Should I pay down my mortgage or invest?
It's always a good idea to regularly check in on your financial position, whether there's been a significant change in your financial situation or not. And for those who find themselves with spare funds, it often raises the question, "Should I pay down my home loan or invest these funds elsewhere?".
For most, there is nothing like the comfort of reducing their mortgage. Knowing they are building ever more equity in their own home and moving just that little bit closer to owning their own home outright.
More, there is no risk associated with repaying your home loan in the way there is risk attached to investing funds beyond your home and somehow, it just seems that much easier to commit to paying more off your home loan, than strictly setting aside an amount each month to invest.

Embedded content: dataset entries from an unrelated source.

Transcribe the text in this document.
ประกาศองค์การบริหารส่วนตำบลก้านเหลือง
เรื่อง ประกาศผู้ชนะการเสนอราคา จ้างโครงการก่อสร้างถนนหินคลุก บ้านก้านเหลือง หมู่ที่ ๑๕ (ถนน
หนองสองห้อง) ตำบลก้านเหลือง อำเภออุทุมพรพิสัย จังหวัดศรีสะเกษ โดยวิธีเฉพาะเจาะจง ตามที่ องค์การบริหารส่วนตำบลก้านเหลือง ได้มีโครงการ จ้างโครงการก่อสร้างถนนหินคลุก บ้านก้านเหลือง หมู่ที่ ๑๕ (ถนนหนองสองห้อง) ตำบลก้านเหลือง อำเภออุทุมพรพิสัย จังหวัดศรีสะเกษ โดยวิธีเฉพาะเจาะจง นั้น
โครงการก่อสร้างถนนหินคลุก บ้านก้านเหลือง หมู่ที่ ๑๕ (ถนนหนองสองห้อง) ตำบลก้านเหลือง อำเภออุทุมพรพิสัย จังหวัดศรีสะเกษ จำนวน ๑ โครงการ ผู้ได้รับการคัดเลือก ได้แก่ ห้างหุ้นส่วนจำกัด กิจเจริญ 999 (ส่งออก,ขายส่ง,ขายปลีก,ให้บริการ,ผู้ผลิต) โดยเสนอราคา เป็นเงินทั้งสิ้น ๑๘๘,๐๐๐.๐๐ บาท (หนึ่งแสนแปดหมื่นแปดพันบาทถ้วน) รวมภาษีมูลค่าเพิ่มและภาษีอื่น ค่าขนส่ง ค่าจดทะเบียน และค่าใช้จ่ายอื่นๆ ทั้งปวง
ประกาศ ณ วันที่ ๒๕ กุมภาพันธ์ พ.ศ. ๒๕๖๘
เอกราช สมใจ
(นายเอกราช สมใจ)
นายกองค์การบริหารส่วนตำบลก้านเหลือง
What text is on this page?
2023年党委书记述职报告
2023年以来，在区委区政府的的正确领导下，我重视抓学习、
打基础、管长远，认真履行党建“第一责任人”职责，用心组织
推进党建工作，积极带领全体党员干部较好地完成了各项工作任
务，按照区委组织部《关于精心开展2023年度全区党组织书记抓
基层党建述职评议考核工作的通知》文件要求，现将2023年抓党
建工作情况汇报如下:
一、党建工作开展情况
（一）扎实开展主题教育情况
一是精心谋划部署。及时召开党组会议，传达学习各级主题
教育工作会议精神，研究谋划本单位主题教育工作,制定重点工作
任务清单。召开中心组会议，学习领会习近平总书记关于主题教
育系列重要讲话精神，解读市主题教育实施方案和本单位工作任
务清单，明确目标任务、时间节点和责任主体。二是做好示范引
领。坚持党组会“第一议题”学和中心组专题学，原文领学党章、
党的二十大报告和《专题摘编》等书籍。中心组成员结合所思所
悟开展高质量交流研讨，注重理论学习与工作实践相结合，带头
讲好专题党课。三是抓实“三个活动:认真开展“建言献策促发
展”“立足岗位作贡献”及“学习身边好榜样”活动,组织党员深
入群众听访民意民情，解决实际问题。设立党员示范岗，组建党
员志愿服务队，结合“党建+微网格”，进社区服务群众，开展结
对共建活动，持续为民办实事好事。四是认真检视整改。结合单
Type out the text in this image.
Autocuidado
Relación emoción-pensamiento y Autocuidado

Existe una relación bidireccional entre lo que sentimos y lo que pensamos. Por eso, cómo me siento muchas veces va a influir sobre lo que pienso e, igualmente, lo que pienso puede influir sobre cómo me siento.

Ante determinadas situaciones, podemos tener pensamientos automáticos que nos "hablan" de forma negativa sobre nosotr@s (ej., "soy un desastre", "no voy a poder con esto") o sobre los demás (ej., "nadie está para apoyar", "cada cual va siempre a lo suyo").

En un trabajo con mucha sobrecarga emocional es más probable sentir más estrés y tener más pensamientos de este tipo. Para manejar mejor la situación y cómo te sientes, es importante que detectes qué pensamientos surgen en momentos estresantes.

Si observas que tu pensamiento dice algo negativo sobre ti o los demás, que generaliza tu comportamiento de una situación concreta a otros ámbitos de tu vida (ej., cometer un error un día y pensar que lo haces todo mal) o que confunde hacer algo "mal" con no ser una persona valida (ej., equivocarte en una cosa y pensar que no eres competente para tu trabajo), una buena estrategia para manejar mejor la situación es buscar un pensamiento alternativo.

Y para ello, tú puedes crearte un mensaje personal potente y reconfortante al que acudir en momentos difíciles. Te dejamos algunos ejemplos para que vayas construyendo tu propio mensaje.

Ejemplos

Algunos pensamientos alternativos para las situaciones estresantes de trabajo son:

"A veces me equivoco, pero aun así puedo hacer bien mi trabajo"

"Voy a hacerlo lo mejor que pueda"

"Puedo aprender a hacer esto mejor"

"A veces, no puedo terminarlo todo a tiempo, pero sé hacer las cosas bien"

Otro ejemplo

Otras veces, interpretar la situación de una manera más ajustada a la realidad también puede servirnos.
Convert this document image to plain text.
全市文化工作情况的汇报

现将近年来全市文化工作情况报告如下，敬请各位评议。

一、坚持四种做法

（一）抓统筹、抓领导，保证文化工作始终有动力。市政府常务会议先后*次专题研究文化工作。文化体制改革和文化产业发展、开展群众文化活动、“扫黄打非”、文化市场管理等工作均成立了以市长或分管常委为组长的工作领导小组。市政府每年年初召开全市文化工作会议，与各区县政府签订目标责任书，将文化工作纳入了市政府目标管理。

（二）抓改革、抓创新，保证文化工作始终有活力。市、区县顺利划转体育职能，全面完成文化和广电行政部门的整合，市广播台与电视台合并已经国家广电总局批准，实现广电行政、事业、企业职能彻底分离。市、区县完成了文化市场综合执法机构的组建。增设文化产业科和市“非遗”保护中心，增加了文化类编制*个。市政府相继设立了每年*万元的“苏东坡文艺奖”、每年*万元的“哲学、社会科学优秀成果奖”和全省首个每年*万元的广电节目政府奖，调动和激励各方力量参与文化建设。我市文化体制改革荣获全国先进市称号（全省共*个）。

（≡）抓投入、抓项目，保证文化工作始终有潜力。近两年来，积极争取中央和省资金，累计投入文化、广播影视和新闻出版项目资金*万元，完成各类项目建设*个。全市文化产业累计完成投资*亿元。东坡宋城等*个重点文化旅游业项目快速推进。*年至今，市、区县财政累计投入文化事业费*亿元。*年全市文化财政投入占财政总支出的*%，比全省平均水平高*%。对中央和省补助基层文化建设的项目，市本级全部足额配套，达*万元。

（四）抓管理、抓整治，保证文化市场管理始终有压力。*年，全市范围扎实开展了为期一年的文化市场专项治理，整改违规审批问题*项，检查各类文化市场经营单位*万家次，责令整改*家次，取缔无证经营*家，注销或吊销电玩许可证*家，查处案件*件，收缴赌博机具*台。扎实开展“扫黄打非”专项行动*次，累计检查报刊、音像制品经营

In addition, there is a significant tax benefit. The money you save by reducing your mortgage, and lowering your overall interest rate bill, is not taxed, while any earnings or capital gains received from investments will be most likely be taxed at your marginal tax rate.
Against that, while interest rates are at relatively low levels, there is a good argument that if you can generate returns from investments in excess of this rate, then the smart money is on making investments beyond your home. Especially if you contribute these extra savings to your superannuation fund and then invest the funds within superannuation. This is because the associated tax rate for assets held within super is a benign 15 per cent, which for most people is below their marginal tax rate.
In addition, you might be able to reduce the tax you are paying on your weekly earnings. Again, depending on your situation, you can contribute up to $27,500 a year to super and potentially claim a tax deduction for these contributions or up to $110,000 a year using after tax income or savings.
Investing funds outside of your home also means you are diversifying your asset pool. Rather than having all your funds tied up in one property, you can choose to invest any additional funds in a range of opportunities such as fixed interest investments, commercial property, domestic shares or international shares.
But just how do the numbers stack up? Just what sort of returns can you get from investments compared to repaying your own home loan?
Let’s assume you take out a $500,000 home loan over 30 years at say 3.5 per cent.
The Government’s Moneysmart online mortgage calculator suggests monthly repayments would be $2,245 and the total interest charged would be $308,280.
If you repaid an extra $500 a month to reduce this loan, you would reduce the term to 21 years and nine months and the total interest bill would be just $214,168 – saving you some $94,112 in interest payments.
Alternatively, if you invested $500 a month in an investment generating 7.5% per cent, at the end of 30 years, the Government’s Moneysmart compound interest calculator suggests this investment would be worth $678,433. That’s $584,321 more than the interest you’ve saved.
The numbers suggest overwhelmingly that you are better off investing outside your own home if you are confident that you can commit to this investment strategy, and if you are assured, you can obtain at least 7.5 per cent after tax year after year for 30 years.
For most people though, the best strategy is a mix of repaying your home loan early, contributing extra funds to super and, building up an investment portfolio. A Financial Planner is the best person to help you decide just what the best mix is for you.